In one instance <Drest> in the Pict. Chron. is paired with
<Drust> in the Irish version. The Annals of Ulster have at
least <Drosto> (gen.), <Drostan> (presumably a diminutive),
<Drostain> (gen. of the dimin.), and <Druist> (acc.), all of
which are consistent with an i-stem *Drusti-. Despite the
change in vowel, this seems more likely to be a borrowing of
the Pictish name than a native Irish form, since IE *-st-
should give OIr -ss-.
Another early instance is the Drosten Stone, SVIGN/1, which
is an inscription in the Latin alphabet from Pictland,
probably from the early 9th century, towards the end of the
existence of a separate Pictish kingdom. In 'The Drosten
Stone: a new reading' (Proc Soc Antiq Scot, 123 (1993),
345-53) Thomas Owen Clancy, discussing the question of
whether <Drosten> (rather than the usual nominative
<Drostan>) is a genitive says that Padel cites both
<Drostain> and <Druisten> as Irish genitives. The former is
unremarkable if <Drostan> was understood as a diminutive in
<-án>; the latter looks as if the name had been
reinterpreted as an n-stem. This does nothing to undermine
the idea that the name is not native Irish.

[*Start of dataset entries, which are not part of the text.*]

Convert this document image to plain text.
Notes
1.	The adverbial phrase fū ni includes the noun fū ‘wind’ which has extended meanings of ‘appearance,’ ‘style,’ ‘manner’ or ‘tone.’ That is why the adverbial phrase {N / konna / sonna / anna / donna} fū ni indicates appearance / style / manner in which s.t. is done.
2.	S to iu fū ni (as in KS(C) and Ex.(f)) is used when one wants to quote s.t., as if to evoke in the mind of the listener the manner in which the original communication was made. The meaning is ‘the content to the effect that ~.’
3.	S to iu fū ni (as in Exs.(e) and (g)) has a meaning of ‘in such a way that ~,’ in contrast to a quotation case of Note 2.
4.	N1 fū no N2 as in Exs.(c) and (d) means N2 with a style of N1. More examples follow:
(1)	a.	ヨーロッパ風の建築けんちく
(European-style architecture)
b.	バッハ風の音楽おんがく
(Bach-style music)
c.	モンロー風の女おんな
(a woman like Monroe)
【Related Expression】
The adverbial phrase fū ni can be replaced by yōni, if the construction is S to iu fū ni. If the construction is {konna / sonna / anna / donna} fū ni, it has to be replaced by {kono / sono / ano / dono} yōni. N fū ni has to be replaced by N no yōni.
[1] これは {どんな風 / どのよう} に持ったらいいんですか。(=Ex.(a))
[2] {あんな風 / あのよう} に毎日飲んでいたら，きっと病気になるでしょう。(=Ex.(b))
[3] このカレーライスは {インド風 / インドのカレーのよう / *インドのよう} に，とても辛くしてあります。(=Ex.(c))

All of this leaves Brittonic <Drystan> a bit up in the air.
It's generally derived from *Drustagnos, but according to
Sims-Williams there are no clear instances of native British
names with the diminutive suffix *-agno-. It appears rather
that the OIr suffix <-án> (from *-agno-) was borrowed by the
British as <-an>, occasionally creating the appearance of a
name derived from an old diminutive in *-agno-. Thus,
<Drystan> *might* be a British borrowing of an Irish
diminutive of an Irish borrowing of a Pictish name.
However, that doesn't explain the <T> of <Trystan>, which
according to Heinrich Zimmer, 'Beiträge zur Namenforschung
in den altfranzösischen Arthurepen', Zeitschrift für
Französische Sprache und Literatur, XIII (1891), 73, is *at
least* [his emphasis] as old and as customary a form as
<Drystan> in the mss.; /d/ > /t/ can't be explained by
normal Welsh developments. Zimmer (76ff.) suggests that the
<T> forms originated in Breton, for which there is evidence
of D-/T- interchange. Specifically, he suggests a
development from <Drestan> to <Trestan> and thence, via
contamination by French <triste>, to <Tristan>; these <T>
forms were then taken to Great Britain by Bretons and
Anglo-Normans generally. This isn't unreasonable,
considering that the romance gives Tristan a Breton origin,
but I don't know how generally it's accepted.
I've not seen a good recent discussion in depth, but my
impression is that there's still considerable disagreement
about the history of the name; in particular, not everyone
accepts the Pictish name as the source.